But Mr. Tutt was taking no chances and, upon the forty-third day of the
trial, at a nod from the bench, he opened his case. Never had he been
more serious; never more persuasive. Abandoning every suggestion of
frivolity, he weighed the testimony of each white witness and pointed
out its obvious lack of probative value. Not one, he said, except the
Italian woman, had had more than a fleeting glance of the face of the
man now accused of the crime. Such an identification was useless. The
Chinamen were patently lying. They had not been there at all! Would any
member of the jury hang a dog, even a yellow one, on such testimony? Of
course not! Much less a human being. The people had called forty
witnesses to prove that Mock Hen had killed Quong Lee. It made no
difference. The On Gee could have just as easily produced four hundred.
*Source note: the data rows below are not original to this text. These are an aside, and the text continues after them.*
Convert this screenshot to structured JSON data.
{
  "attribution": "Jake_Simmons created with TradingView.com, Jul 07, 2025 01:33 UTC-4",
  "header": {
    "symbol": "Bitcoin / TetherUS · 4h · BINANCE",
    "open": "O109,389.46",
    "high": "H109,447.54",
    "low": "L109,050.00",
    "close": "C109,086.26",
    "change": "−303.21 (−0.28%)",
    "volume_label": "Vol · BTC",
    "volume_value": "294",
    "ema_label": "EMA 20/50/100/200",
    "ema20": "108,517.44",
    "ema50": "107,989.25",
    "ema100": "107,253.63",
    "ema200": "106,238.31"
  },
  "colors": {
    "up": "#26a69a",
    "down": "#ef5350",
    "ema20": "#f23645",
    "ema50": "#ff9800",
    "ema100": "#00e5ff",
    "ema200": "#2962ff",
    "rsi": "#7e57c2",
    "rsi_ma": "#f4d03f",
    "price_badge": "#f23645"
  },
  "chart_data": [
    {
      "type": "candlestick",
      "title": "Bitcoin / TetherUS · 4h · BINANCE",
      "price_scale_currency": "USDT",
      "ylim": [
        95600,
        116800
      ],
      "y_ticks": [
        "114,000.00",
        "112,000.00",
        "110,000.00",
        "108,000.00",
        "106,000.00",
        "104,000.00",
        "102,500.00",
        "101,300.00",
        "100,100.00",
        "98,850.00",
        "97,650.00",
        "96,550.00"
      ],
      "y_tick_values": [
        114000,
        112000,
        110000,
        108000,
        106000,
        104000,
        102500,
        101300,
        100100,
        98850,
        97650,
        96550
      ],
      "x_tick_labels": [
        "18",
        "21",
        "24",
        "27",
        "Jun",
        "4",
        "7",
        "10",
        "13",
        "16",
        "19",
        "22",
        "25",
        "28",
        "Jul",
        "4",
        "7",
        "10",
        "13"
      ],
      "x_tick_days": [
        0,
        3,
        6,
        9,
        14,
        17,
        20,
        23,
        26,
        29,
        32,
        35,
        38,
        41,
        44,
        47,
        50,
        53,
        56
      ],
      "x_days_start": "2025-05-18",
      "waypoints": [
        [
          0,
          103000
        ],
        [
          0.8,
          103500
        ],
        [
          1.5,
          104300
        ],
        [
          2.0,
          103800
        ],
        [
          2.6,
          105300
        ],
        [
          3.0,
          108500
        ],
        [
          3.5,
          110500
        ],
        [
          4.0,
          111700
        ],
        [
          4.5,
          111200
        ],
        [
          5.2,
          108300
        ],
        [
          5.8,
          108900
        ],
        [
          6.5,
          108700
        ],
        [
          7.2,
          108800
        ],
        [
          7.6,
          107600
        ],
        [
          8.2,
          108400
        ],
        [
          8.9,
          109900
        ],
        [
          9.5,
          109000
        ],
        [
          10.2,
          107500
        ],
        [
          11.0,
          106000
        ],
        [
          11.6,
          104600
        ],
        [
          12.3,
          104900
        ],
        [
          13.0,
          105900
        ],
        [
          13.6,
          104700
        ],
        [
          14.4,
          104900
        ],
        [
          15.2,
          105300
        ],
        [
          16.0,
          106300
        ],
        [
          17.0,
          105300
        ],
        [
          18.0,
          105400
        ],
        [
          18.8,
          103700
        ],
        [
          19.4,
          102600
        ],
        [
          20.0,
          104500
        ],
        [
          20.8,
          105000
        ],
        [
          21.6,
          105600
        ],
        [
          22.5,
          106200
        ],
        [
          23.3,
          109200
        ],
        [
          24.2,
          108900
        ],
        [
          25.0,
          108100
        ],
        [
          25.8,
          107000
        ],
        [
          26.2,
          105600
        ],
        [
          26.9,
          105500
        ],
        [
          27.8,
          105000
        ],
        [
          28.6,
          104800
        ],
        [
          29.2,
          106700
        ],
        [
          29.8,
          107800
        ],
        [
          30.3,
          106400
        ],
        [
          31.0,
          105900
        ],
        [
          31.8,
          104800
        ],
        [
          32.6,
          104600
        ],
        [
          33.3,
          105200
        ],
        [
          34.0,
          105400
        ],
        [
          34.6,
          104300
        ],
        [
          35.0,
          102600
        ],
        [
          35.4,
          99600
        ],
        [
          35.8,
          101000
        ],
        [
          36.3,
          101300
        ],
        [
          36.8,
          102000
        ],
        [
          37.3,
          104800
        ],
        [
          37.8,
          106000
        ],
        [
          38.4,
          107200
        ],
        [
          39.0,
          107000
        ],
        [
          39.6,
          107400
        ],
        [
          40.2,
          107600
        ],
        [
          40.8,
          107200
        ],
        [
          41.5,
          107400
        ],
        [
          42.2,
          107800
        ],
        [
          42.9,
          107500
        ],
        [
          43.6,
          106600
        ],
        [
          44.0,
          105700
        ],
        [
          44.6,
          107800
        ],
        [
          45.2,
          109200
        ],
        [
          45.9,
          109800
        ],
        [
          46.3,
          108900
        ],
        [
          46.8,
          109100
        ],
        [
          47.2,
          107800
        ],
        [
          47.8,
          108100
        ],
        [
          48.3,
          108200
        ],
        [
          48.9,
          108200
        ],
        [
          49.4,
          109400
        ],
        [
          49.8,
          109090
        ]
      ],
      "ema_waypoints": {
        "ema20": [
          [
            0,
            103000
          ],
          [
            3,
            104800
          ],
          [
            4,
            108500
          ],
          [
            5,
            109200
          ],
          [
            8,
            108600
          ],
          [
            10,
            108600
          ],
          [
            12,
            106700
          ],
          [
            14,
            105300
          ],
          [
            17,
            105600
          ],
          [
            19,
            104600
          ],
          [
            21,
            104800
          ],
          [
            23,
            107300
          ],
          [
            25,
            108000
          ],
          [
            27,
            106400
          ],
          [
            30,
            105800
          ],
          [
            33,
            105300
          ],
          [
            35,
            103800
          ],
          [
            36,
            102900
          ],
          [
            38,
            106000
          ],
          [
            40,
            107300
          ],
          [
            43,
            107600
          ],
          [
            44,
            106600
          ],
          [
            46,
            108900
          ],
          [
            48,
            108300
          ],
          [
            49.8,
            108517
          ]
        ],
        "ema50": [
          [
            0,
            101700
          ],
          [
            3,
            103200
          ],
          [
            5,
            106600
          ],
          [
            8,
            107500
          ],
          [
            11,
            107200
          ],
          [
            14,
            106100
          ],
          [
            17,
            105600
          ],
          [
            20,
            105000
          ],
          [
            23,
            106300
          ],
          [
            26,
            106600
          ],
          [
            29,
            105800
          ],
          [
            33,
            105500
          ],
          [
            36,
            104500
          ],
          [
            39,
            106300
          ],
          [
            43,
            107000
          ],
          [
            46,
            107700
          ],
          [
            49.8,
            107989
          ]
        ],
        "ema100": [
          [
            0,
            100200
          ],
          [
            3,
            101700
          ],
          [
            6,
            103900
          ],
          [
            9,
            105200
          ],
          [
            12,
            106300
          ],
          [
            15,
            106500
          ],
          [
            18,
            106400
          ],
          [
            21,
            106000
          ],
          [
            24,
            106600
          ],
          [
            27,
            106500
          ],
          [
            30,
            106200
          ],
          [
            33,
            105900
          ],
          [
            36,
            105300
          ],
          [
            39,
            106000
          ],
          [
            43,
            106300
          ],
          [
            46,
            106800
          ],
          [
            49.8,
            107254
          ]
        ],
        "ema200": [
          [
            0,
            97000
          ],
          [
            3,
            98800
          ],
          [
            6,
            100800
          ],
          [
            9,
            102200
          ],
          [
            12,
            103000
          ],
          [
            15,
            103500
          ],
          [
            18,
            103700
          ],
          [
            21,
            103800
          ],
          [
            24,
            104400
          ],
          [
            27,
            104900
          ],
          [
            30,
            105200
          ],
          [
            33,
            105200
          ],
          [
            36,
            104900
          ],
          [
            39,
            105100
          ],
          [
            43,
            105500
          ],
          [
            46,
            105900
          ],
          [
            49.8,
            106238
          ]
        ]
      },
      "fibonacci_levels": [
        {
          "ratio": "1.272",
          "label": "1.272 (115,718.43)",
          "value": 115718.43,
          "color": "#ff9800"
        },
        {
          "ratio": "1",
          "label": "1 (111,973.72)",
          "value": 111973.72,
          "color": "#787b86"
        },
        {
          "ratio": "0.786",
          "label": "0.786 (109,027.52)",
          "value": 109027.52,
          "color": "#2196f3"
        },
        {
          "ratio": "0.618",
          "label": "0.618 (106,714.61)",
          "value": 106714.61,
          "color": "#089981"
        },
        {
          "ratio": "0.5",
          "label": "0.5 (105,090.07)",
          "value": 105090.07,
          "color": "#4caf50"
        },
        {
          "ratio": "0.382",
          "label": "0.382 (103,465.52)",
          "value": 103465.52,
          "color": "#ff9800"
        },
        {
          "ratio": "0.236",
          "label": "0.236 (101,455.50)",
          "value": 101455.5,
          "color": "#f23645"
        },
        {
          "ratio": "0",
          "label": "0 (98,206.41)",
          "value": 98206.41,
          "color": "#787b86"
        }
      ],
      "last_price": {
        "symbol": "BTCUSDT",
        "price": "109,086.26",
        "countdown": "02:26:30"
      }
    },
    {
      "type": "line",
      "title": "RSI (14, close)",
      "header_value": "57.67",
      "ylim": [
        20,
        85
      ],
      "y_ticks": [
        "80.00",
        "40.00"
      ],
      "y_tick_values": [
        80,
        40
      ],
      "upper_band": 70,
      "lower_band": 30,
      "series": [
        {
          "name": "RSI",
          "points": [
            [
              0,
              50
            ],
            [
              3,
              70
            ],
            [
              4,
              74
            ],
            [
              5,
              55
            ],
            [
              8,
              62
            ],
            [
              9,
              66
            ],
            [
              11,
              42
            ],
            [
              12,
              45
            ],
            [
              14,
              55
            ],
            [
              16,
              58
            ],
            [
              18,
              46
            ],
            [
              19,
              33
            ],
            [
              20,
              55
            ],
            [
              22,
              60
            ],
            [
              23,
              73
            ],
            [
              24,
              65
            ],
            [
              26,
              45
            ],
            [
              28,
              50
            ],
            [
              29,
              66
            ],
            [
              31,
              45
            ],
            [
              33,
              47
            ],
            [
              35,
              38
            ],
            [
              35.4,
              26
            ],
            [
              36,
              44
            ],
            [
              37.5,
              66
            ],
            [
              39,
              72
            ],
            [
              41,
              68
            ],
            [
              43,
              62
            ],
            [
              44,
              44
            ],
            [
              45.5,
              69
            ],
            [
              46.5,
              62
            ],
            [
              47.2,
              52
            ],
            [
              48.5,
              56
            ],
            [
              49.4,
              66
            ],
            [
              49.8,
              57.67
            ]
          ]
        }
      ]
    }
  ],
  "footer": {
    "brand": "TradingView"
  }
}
Moreover, Mr. Tutt did a very daring thing. He pronounced all Chinese
testimony in an American court of justice as absolutely valueless, and
boasted that for every Chinaman who swore Mock Hen was guilty he would
bring forward two who would swear him innocent.
The thing was, as he had carefully explained to Bonnie Doon, to prove
that Mock was a good Chinaman and, if the jury did not believe that
there was any such animal, to convince them that it was possible. His
first task, however, was to polish off the Chinese testimony by calling
the witnesses who had been secured under the guidance of Wong Get.